If your application does not connect using SSL, you will see an error message like the following:
error: no pg_hba.conf entry for host "10.0.12.123", user "mydbuser", database "myappdatabase", no encryption
We recommend setting a defang config variable for the SSL_MODE
, and then using that variable in your connection string.

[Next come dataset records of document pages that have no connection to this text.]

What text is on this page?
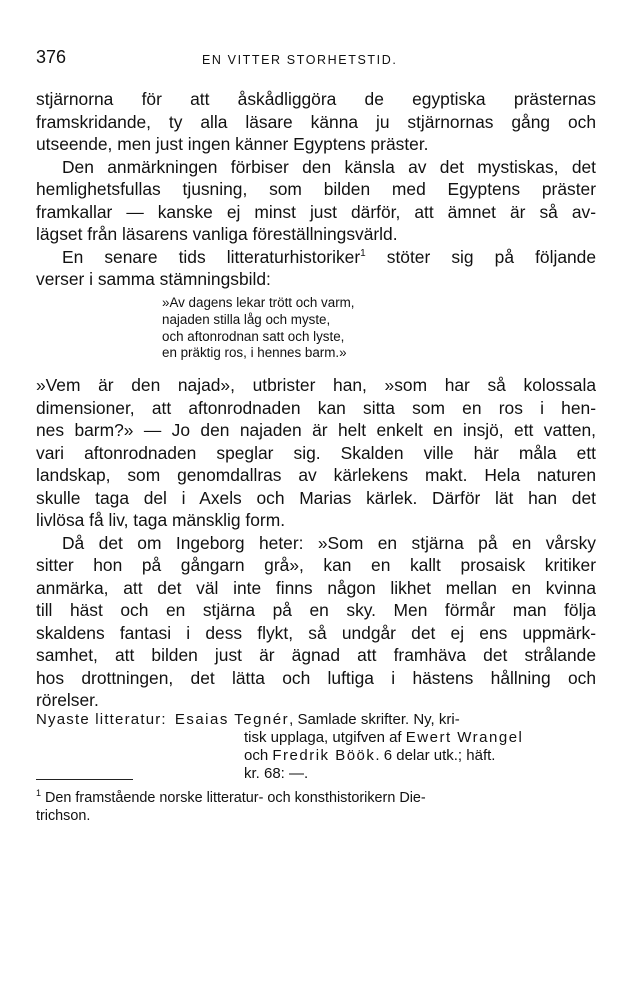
376	EN VITTER STORHETSTID.
stjärnorna för att åskådliggöra de egyptiska prästernas
framskridande, ty alla läsare känna ju stjärnornas gång och
utseende, men just ingen känner Egyptens präster.
Den anmärkningen förbiser den känsla av det mystiskas, det
hemlighetsfullas tjusning, som bilden med Egyptens präster
framkallar — kanske ej minst just därför, att ämnet är så av-
lägset från läsarens vanliga föreställningsvärld.
En senare tids litteraturhistoriker$^1$ stöter sig på följande
verser i samma stämningsbild:
»Av dagens lekar trött och varm,
najaden stilla låg och myste,
och aftonrodnan satt och lyste,
en präktig ros, i hennes barm.»
»Vem är den najad», utbrister han, »som har så kolossala
dimensioner, att aftonrodnaden kan sitta som en ros i hen-
nes barm?» — Jo den najaden är helt enkelt en insjö, ett vatten,
vari aftonrodnaden speglar sig. Skalden ville här måla ett
landskap, som genomdallras av kärlekens makt. Hela naturen
skulle taga del i Axels och Marias kärlek. Därför lät han det
livlösa få liv, taga mänsklig form.
Då det om Ingeborg heter: »Som en stjärna på en vårsky
sitter hon på gångarn grå», kan en kallt prosaisk kritiker
anmärka, att det väl inte finns någon likhet mellan en kvinna
till häst och en stjärna på en sky. Men förmår man följa
skaldens fantasi i dess flykt, så undgår det ej ens uppmärk-
samhet, att bilden just är ägnad att framhäva det strålande
hos drottningen, det lätta och luftiga i hästens hållning och
rörelser.
Nyaste litteratur: Esaias Tegnér, Samlade skrifter. Ny, kri-
tisk upplaga, utgifven af Ewert Wrangel
och Fredrik Böök. 6 delar utk.; häft.
kr. 68: —.
$^1$ Den framstående norske litteratur- och konsthistorikern Die-
trichson.
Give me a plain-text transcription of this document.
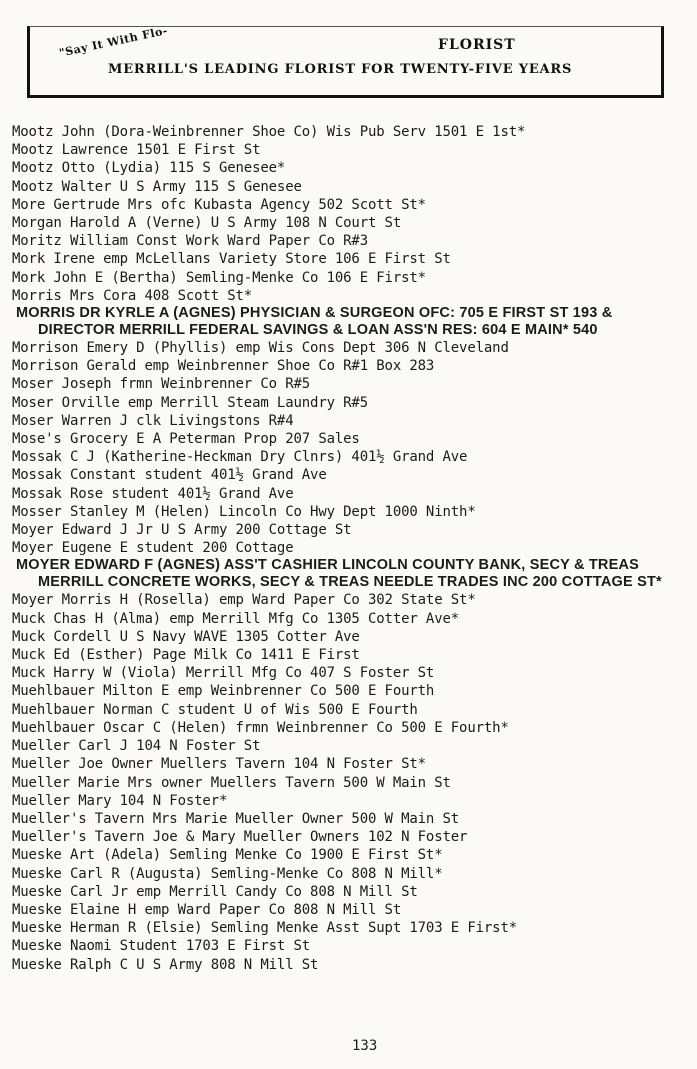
"Say It With Flo-	FLORIST
MERRILL'S LEADING FLORIST FOR TWENTY-FIVE YEARS
Mootz John (Dora-Weinbrenner Shoe Co) Wis Pub Serv 1501 E 1st*
Mootz Lawrence 1501 E First St
Mootz Otto (Lydia) 115 S Genesee*
Mootz Walter U S Army 115 S Genesee
More Gertrude Mrs ofc Kubasta Agency 502 Scott St*
Morgan Harold A (Verne) U S Army 108 N Court St
Moritz William Const Work Ward Paper Co R#3
Mork Irene emp McLellans Variety Store 106 E First St
Mork John E (Bertha) Semling-Menke Co 106 E First*
Morris Mrs Cora 408 Scott St*
MORRIS DR KYRLE A (AGNES) PHYSICIAN & SURGEON OFC: 705 E FIRST ST 193 & DIRECTOR MERRILL FEDERAL SAVINGS & LOAN ASS'N RES: 604 E MAIN* 540
Morrison Emery D (Phyllis) emp Wis Cons Dept 306 N Cleveland
Morrison Gerald emp Weinbrenner Shoe Co R#1 Box 283
Moser Joseph frmn Weinbrenner Co R#5
Moser Orville emp Merrill Steam Laundry R#5
Moser Warren J clk Livingstons R#4
Mose's Grocery E A Peterman Prop 207 Sales
Mossak C J (Katherine-Heckman Dry Clnrs) 401½ Grand Ave
Mossak Constant student 401½ Grand Ave
Mossak Rose student 401½ Grand Ave
Mosser Stanley M (Helen) Lincoln Co Hwy Dept 1000 Ninth*
Moyer Edward J Jr U S Army 200 Cottage St
Moyer Eugene E student 200 Cottage
MOYER EDWARD F (AGNES) ASS'T CASHIER LINCOLN COUNTY BANK, SECY & TREAS MERRILL CONCRETE WORKS, SECY & TREAS NEEDLE TRADES INC 200 COTTAGE ST*
Moyer Morris H (Rosella) emp Ward Paper Co 302 State St*
Muck Chas H (Alma) emp Merrill Mfg Co 1305 Cotter Ave*
Muck Cordell U S Navy WAVE 1305 Cotter Ave
Muck Ed (Esther) Page Milk Co 1411 E First
Muck Harry W (Viola) Merrill Mfg Co 407 S Foster St
Muehlbauer Milton E emp Weinbrenner Co 500 E Fourth
Muehlbauer Norman C student U of Wis 500 E Fourth
Muehlbauer Oscar C (Helen) frmn Weinbrenner Co 500 E Fourth*
Mueller Carl J 104 N Foster St
Mueller Joe Owner Muellers Tavern 104 N Foster St*
Mueller Marie Mrs owner Muellers Tavern 500 W Main St
Mueller Mary 104 N Foster*
Mueller's Tavern Mrs Marie Mueller Owner 500 W Main St
Mueller's Tavern Joe & Mary Mueller Owners 102 N Foster
Mueske Art (Adela) Semling Menke Co 1900 E First St*
Mueske Carl R (Augusta) Semling-Menke Co 808 N Mill*
Mueske Carl Jr emp Merrill Candy Co 808 N Mill St
Mueske Elaine H emp Ward Paper Co 808 N Mill St
Mueske Herman R (Elsie) Semling Menke Asst Supt 1703 E First*
Mueske Naomi Student 1703 E First St
Mueske Ralph C U S Army 808 N Mill St
133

That way you can keep it empty for local development, and set it to require
for production.
$ defang config set SSL_MODE=require
Then you can set up your compose.yaml
file like this:
app:
# [...]
environment:
POSTGRES_HOST: database
POSTGRES_USER: postgres
POSTGRES_DB: postgres
POSTGRES_PASSWORD: # load from defang config
# Note: you can create a connection string by using interpolation,
# reference config variables by using ${<config name>}
POSTGRES_URL: postgresql://${POSTGRES_USER}:${POSTGRES_PASSWORD}@db:5432/${POSTGRES_DB}?sslmode=${SSL_MODE}
db:
image: postgres:18
x-defang-postgres: true
ports:
- mode: host
target: 5432
environment:
POSTGRES_PASSWORD: # load from defang config
Example
For a smoother experience with Defang, we recommend using Postgres 14 for your container images. This version provides easier access and improved usability.
app:
# [...]
environment:
POSTGRES_HOST: database
POSTGRES_USER: postgres
POSTGRES_DB: postgres
# Note: by leaving the value empty, Defang will use the
# value set using `defang config set POSTGRES_PASSWORD`
POSTGRES_PASSWORD:
# Note: you can create a connection string by using interpolation,
# reference config variables by using ${<config name>}
CONNECTURL: postgresql://postgres:${POSTGRES_PASSWORD}@database:5432/postgres?sslmode=require
database:
image: postgres:18
x-defang-postgres: true
ports:
- mode: host
target: 5432
environment:
# Note: by leaving the value empty, Defang will use the
# value set using `defang config set POSTGRES_PASSWORD`
POSTGRES_PASSWORD:
Final Snapshots
When a project is deployed to a production environment, any managed Postgres instances are automatically configured to create a snapshot of the database before deletion. The snapshot will be named with the following format:
<project-name>-<service>-postgres-<id>-final-snapshot
The AWS Console can be used to restore a snapshot into a new instance of Postgres. This feature is not yet supported in GCP.